MaterializeInc / materialize

The Cloud Operational Data Store: use SQL to transform, deliver, and act on fast-changing data.
https://materialize.com
Other
5.72k stars 466 forks source link

Defer `RowSetFinishing` extraction until view inlining #8678

Open frankmcsherry opened 2 years ago

frankmcsherry commented 2 years ago

Our SELECT expressions extract a RowSetFinishing, which introduces an order and projects away hidden columns that may be required for the order. This currently happens early in the process, before we perform view inlining and cross view optimization. As a result, we may miss opportunities for simplified queries that could be handled with the finishing actions.

For example,

materialize=> create table foo (a int);
CREATE TABLE
materialize=> create view bar as select * from foo limit 1;
CREATE VIEW
materialize=> explain select * from bar;
              Optimized Plan               
-------------------------------------------
 %0 =                                     +
 | Get materialize.public.foo (u1)        +
 | TopK group=() order=() limit=1 offset=0+

(1 row)

materialize=>

This view could be have been implemented as

materialize=> explain select * from foo limit 1;
                  Optimized Plan                  
--------------------------------------------------
 %0 =                                            +
 | Get materialize.public.foo (u1)               +
                                                 +
 Finish order_by=() limit=1 offset=0 project=(#0)+

(1 row)

materialize=> 

The former one has the flexibility to avoid the finishing if it likes, as it does not have an ordering constraint (even if one was added to the inner SELECT, the outer SELECT removes it). However, if we think that the finishing action is the most efficient way to do things, the second plan would probably be preferred.

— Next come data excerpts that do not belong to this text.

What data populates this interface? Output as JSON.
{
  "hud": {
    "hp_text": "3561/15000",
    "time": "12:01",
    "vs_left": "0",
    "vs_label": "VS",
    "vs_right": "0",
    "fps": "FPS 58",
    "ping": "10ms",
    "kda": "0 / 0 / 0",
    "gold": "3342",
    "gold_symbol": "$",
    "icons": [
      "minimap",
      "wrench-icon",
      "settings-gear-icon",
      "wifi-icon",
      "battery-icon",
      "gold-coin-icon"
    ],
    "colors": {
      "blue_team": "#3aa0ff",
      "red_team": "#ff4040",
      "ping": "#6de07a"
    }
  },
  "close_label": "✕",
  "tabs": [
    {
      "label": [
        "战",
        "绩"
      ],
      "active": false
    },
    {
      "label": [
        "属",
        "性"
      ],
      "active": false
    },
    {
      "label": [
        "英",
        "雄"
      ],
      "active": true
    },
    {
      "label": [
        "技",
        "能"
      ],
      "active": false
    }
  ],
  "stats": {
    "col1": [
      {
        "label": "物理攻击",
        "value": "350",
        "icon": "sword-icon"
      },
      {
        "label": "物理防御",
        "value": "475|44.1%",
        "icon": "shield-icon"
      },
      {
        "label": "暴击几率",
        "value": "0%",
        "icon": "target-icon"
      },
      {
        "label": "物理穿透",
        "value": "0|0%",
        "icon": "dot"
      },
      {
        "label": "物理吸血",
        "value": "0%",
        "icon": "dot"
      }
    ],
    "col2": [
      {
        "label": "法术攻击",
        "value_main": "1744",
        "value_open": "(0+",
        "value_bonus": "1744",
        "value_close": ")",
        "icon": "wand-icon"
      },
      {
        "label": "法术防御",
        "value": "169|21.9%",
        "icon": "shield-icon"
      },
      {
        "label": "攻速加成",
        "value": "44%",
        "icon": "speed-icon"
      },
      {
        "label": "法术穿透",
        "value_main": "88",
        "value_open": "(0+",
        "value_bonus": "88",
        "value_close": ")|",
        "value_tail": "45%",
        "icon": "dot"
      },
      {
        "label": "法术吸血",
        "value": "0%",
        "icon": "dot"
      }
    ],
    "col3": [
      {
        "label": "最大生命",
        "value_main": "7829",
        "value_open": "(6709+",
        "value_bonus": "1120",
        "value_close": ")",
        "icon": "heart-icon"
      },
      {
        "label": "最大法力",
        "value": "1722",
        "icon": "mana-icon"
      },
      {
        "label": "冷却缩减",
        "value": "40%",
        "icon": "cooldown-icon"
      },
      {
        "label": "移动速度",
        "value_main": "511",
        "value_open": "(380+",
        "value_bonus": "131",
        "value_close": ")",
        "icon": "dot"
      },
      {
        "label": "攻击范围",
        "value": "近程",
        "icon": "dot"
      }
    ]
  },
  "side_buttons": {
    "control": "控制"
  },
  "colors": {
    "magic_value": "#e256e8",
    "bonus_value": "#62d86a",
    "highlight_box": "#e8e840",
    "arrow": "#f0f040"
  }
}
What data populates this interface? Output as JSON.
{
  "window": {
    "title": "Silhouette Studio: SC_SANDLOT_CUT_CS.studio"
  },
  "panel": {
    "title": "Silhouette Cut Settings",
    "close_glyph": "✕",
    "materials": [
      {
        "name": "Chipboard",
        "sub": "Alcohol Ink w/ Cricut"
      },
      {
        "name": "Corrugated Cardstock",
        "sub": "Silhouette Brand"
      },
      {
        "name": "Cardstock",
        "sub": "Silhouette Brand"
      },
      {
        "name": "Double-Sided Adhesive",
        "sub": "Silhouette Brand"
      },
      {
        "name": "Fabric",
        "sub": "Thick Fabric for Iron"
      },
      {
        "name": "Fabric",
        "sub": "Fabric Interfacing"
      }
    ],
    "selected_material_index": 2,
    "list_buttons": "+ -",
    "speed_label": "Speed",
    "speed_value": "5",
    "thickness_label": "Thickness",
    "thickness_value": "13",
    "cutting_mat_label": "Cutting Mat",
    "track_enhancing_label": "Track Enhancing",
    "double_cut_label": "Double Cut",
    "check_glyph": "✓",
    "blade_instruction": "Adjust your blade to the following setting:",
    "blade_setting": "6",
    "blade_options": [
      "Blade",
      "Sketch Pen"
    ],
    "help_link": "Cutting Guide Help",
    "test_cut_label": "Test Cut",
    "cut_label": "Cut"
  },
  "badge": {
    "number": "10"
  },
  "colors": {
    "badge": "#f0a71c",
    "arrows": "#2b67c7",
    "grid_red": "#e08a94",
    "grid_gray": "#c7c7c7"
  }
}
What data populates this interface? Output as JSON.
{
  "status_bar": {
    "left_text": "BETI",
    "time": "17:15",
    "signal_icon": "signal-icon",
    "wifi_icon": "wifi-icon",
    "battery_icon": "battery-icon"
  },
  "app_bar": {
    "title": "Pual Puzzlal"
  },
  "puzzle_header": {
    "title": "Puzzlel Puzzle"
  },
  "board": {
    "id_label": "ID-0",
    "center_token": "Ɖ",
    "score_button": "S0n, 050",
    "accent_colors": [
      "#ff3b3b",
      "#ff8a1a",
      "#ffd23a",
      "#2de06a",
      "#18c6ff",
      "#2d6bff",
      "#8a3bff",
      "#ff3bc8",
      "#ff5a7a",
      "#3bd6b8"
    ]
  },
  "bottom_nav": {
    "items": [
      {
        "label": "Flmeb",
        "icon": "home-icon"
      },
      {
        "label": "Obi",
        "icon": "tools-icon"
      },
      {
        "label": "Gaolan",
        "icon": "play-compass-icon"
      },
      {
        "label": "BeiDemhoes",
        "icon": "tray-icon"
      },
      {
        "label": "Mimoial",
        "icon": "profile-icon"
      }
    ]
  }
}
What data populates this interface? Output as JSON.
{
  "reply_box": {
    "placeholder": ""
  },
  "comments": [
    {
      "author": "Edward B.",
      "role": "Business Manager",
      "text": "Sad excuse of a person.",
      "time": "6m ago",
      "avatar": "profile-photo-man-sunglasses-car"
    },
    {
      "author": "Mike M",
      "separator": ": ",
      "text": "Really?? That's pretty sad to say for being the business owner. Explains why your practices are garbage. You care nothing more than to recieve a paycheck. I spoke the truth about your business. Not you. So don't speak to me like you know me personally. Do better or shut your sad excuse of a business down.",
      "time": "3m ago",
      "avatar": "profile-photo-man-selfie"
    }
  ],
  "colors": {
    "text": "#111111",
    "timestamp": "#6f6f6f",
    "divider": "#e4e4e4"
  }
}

frankmcsherry commented 2 years ago

It is challenging to fully defer the extraction until after optimization, because we may be required to return ordered results to the user (an outer ORDER BY clause) and the optimization that occurs up to this point is against an un-ordered multiset.

However, it seems plausible that we could only extract ORDER BY (and projecting away ordering columns) early, optimize the resulting expression as an unordered multiset, and then extract whatever remains post optimization. If the root node post optimization is a TopK with the same ordering, just with a LIMIT and OFFSET, great extract it. If for any reason that is not the case, no sweat and just build the right dataflow.

It seems possible that we will miss some opportunities that our current approach would have forced to be extracted. However, we are also clearly missing cases now that we would love to put through optimization and then extract. I don't have a great a priori sense for which is better / more important, so leaving these notes here instead!

asenac commented 2 years ago

AFAIU there is no way to compare a column-offset based ORDER BY properties before and after the optimization process, since things like column pruning may alter the meaning of those offsets. Also, ORDER BY #1, #2 could be simplified as ORDER BY #1 by the optimizer if #2 functionally depends on #1, making the comparison even harder, if even possible.

We could limit that solution to RowSetFinishing instances without explicit ordering. We could install those RowSetFinishings in the dataflow asTopK operators and then extract it from the optimized dataflow. However, cases like the following will not be covered by that solution.

select * from (select * from ... order by a, b limit 10) order by a, b limit 5;
wangandi commented 2 years ago

Relatively unimportant, but because RowSetFinishing extraction happens early, we can't fold a TopK into a constant select.

materialize=> explain select * from (values (1, 2, 3), (2, 3, 4)) limit 0;
                    Optimized Plan                     
-------------------------------------------------------
 %0 =                                                 +
 | Constant (1, 2, 3) (2, 3, 4)                       +
                                                      +
 Finish order_by=() limit=0 offset=0 project=(#0..=#2)+

(1 row)

In this plan, we render the full constant and then run RowSetFinishing on it.

Thanks to @philip-stoev for bringing this to my attention.